Ned was a such a person– taking care of others, but forgetting to look after himself. He was taken advantage of quite frequently. Constantly in group Ned found himself crying for the pain of others, as if he were the one with the problem. This wasn’t empathy or compassion, but rather a compulsive and automatic response that would result in his doing for the other person in pain, trying to help them instead of working on his own problems.
When I said, “Think about your codependency,” he tested weak. On “I am free from the compulsion to help others,” he was also weak. Muscle testing took us back to age three. We finally pieced together that Ned had been traumatized when one of his little friends was yelled at by his mother for playing in a way that he (Ned) had initiated. He over-identified and felt responsible. He decided, “If someone has a problem, it’s my fault, and I must help.”
We cleared the incident and I asked him to help his Inner Child come to new decisions and agreements. He seemed pleased with the results.
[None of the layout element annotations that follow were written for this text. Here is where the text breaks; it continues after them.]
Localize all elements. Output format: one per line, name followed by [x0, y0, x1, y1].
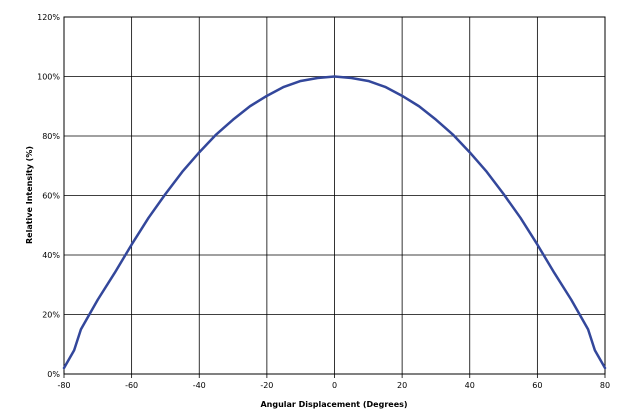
x-tick-label: -80 [57, 381, 70, 390]
y-tick-labels: 0% 20% 40% 60% 80% 100% 120% [37, 13, 60, 379]
x-tick-labels: -80 -60 -40 -20 0 20 40 60 80 [57, 381, 610, 390]
y-axis-title: Relative Intensity (%) [25, 146, 34, 244]
x-tick-label: -40 [193, 381, 206, 390]
y-tick-label: 20% [42, 311, 60, 320]
y-tick-label: 60% [42, 192, 60, 201]
y-tick-label: 40% [42, 251, 60, 260]
y-tick-label: 0% [47, 370, 60, 379]
x-tick-label: 40 [465, 381, 475, 390]
y-tick-label: 80% [42, 132, 60, 141]
series-layer [62, 75, 607, 370]
grid-lines [63, 16, 606, 375]
x-axis-title: Angular Displacement (Degrees) [260, 400, 407, 409]
x-tick-label: 20 [397, 381, 407, 390]
x-tick-label: -20 [260, 381, 273, 390]
series-line [62, 75, 607, 370]
x-tick-label: 0 [332, 381, 337, 390]
x-tick-label: 80 [600, 381, 610, 390]
y-tick-label: 120% [37, 13, 60, 22]
x-tick-label: 60 [532, 381, 542, 390]
y-tick-label: 100% [37, 73, 60, 82]
plot-border [63, 16, 606, 378]
x-tick-label: -60 [125, 381, 138, 390]
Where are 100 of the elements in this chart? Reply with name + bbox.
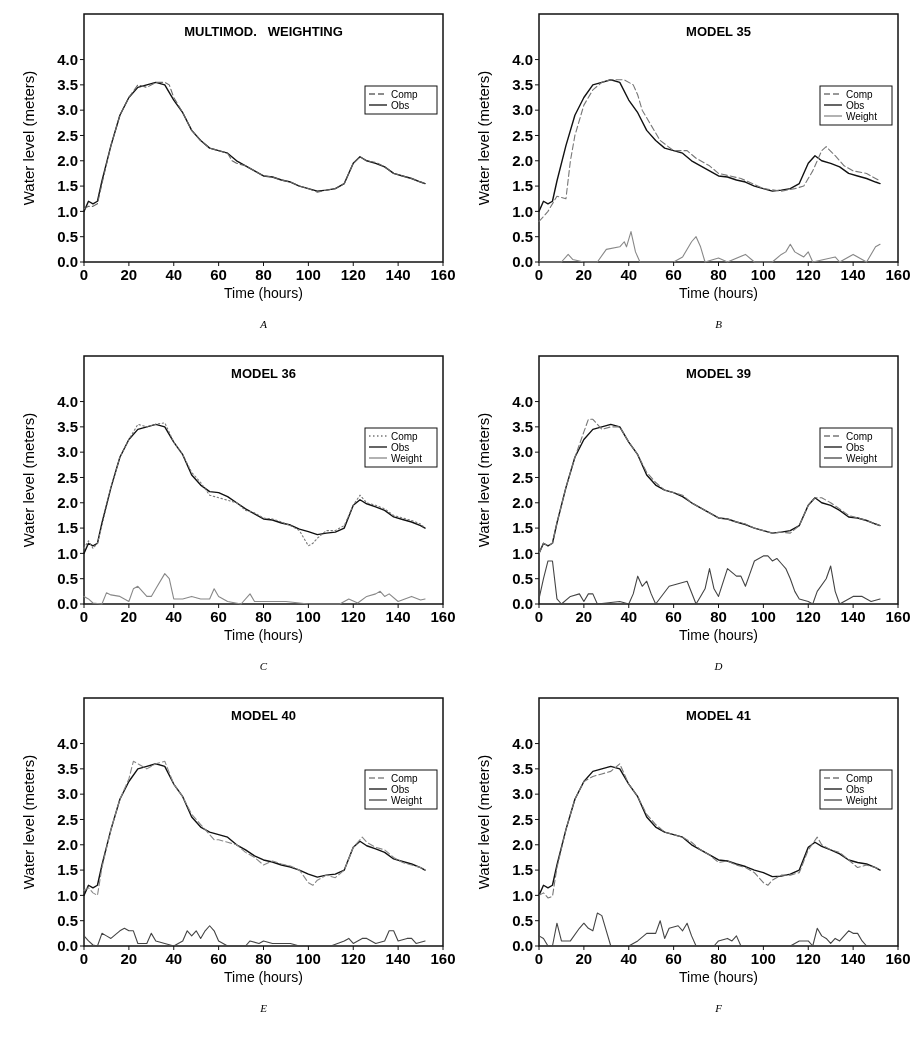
x-tick-label: 40 — [165, 608, 183, 625]
y-tick-label: 2.0 — [512, 152, 533, 170]
y-tick-label: 3.0 — [512, 443, 533, 461]
line-series — [83, 925, 426, 947]
text: F — [714, 1002, 723, 1014]
legend-label: Comp — [846, 430, 874, 442]
x-tick-label: 20 — [120, 950, 138, 967]
x-tick-label: 20 — [120, 608, 138, 625]
x-tick-label: 140 — [385, 266, 411, 283]
line-series — [538, 555, 881, 605]
text: C — [259, 660, 268, 672]
legend-label: Weight — [846, 110, 878, 122]
y-tick-label: 1.0 — [57, 202, 78, 220]
legend-label: Weight — [846, 452, 878, 464]
x-tick-label: 60 — [210, 608, 227, 625]
y-tick-label: 4.0 — [512, 734, 533, 752]
text: B — [715, 318, 723, 330]
y-tick-label: 0.5 — [57, 911, 78, 929]
text: MODEL 35 — [686, 24, 751, 39]
x-tick-label: 100 — [750, 608, 776, 625]
y-tick-label: 0.0 — [57, 937, 78, 955]
y-tick-label: 3.5 — [57, 760, 78, 778]
legend-label: Comp — [391, 88, 419, 100]
y-tick-label: 3.0 — [57, 101, 78, 119]
x-tick-label: 160 — [885, 608, 910, 625]
y-tick-label: 3.0 — [57, 443, 78, 461]
x-tick-label: 100 — [750, 266, 776, 283]
y-tick-label: 0.0 — [512, 937, 533, 955]
y-tick-label: 2.0 — [512, 836, 533, 854]
x-tick-label: 120 — [795, 950, 821, 967]
y-tick-label: 0.0 — [512, 595, 533, 613]
legend-label: Obs — [846, 99, 865, 111]
x-tick-label: 140 — [840, 266, 866, 283]
x-tick-label: 40 — [165, 950, 183, 967]
line-series — [538, 231, 881, 263]
y-tick-label: 4.0 — [57, 734, 78, 752]
x-tick-label: 80 — [255, 608, 272, 625]
text: A — [259, 318, 268, 330]
x-tick-label: 100 — [750, 950, 776, 967]
y-tick-label: 3.5 — [512, 76, 533, 94]
legend-label: Comp — [846, 88, 874, 100]
legend-label: Obs — [846, 441, 865, 453]
x-tick-label: 0 — [534, 950, 544, 967]
y-tick-label: 1.5 — [512, 861, 533, 879]
legend-label: Comp — [391, 772, 419, 784]
x-tick-label: 120 — [340, 950, 366, 967]
legend-label: Obs — [846, 783, 865, 795]
x-tick-label: 160 — [885, 266, 910, 283]
y-tick-label: 0.0 — [57, 253, 78, 271]
x-axis-title: Time (hours) — [224, 285, 303, 301]
line-series — [538, 912, 868, 947]
y-axis-title: Water level (meters) — [20, 70, 37, 206]
text: E — [259, 1002, 268, 1014]
y-tick-label: 3.0 — [57, 785, 78, 803]
x-tick-label: 0 — [534, 266, 544, 283]
legend-label: Weight — [391, 794, 423, 806]
y-tick-label: 2.0 — [512, 494, 533, 512]
x-tick-label: 80 — [255, 950, 272, 967]
x-tick-label: 40 — [165, 266, 183, 283]
y-axis-title: Water level (meters) — [475, 412, 492, 548]
y-tick-label: 1.0 — [512, 202, 533, 220]
x-tick-label: 60 — [665, 608, 682, 625]
y-tick-label: 3.0 — [512, 785, 533, 803]
y-tick-label: 2.0 — [57, 152, 78, 170]
legend-label: Comp — [391, 430, 419, 442]
y-tick-label: 2.0 — [57, 836, 78, 854]
y-tick-label: 0.5 — [512, 227, 533, 245]
y-tick-label: 4.0 — [57, 50, 78, 68]
y-tick-label: 1.5 — [512, 519, 533, 537]
y-tick-label: 2.5 — [512, 126, 533, 144]
x-tick-label: 0 — [79, 950, 89, 967]
x-tick-label: 80 — [710, 608, 727, 625]
x-tick-label: 120 — [340, 266, 366, 283]
x-tick-label: 100 — [295, 266, 321, 283]
x-tick-label: 140 — [385, 608, 411, 625]
legend-label: Comp — [846, 772, 874, 784]
x-tick-label: 20 — [575, 266, 593, 283]
legend-label: Obs — [391, 441, 410, 453]
y-tick-label: 2.5 — [57, 126, 78, 144]
x-tick-label: 40 — [620, 608, 638, 625]
y-tick-label: 2.5 — [512, 810, 533, 828]
y-axis-title: Water level (meters) — [475, 70, 492, 206]
x-tick-label: 100 — [295, 950, 321, 967]
y-tick-label: 2.5 — [57, 468, 78, 486]
x-axis-title: Time (hours) — [224, 969, 303, 985]
x-tick-label: 160 — [430, 608, 456, 625]
x-tick-label: 80 — [710, 266, 727, 283]
x-axis-title: Time (hours) — [224, 627, 303, 643]
x-tick-label: 80 — [255, 266, 272, 283]
y-tick-label: 1.5 — [57, 861, 78, 879]
y-tick-label: 4.0 — [512, 50, 533, 68]
x-tick-label: 80 — [710, 950, 727, 967]
x-axis-title: Time (hours) — [679, 285, 758, 301]
y-tick-label: 1.0 — [57, 544, 78, 562]
y-tick-label: 0.5 — [512, 911, 533, 929]
y-tick-label: 3.5 — [57, 76, 78, 94]
x-tick-label: 20 — [120, 266, 138, 283]
y-tick-label: 3.5 — [512, 418, 533, 436]
y-tick-label: 0.0 — [57, 595, 78, 613]
y-tick-label: 2.0 — [57, 494, 78, 512]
On “Think about your codependency,” he now tested strong, confirming that something had changed. On “I am free from the compulsion to help others,” he was now strong as well.
The first indication that something was different occurred in the next group. One woman was sharing the trauma of her sexual abuse. It was very emotional. But Ned was able to maintain a comfortable detachment. He could let her have her own pain, without rushing in to fix things and without being compelled to help. This was the first time he could recall feeling so much choice and freedom in such a situation, and he was grateful.
We agreed that this was not a cure for codependency, but only a method of pulling the plug on the energy from the original incident that fueled the decision to become codependent in the first place.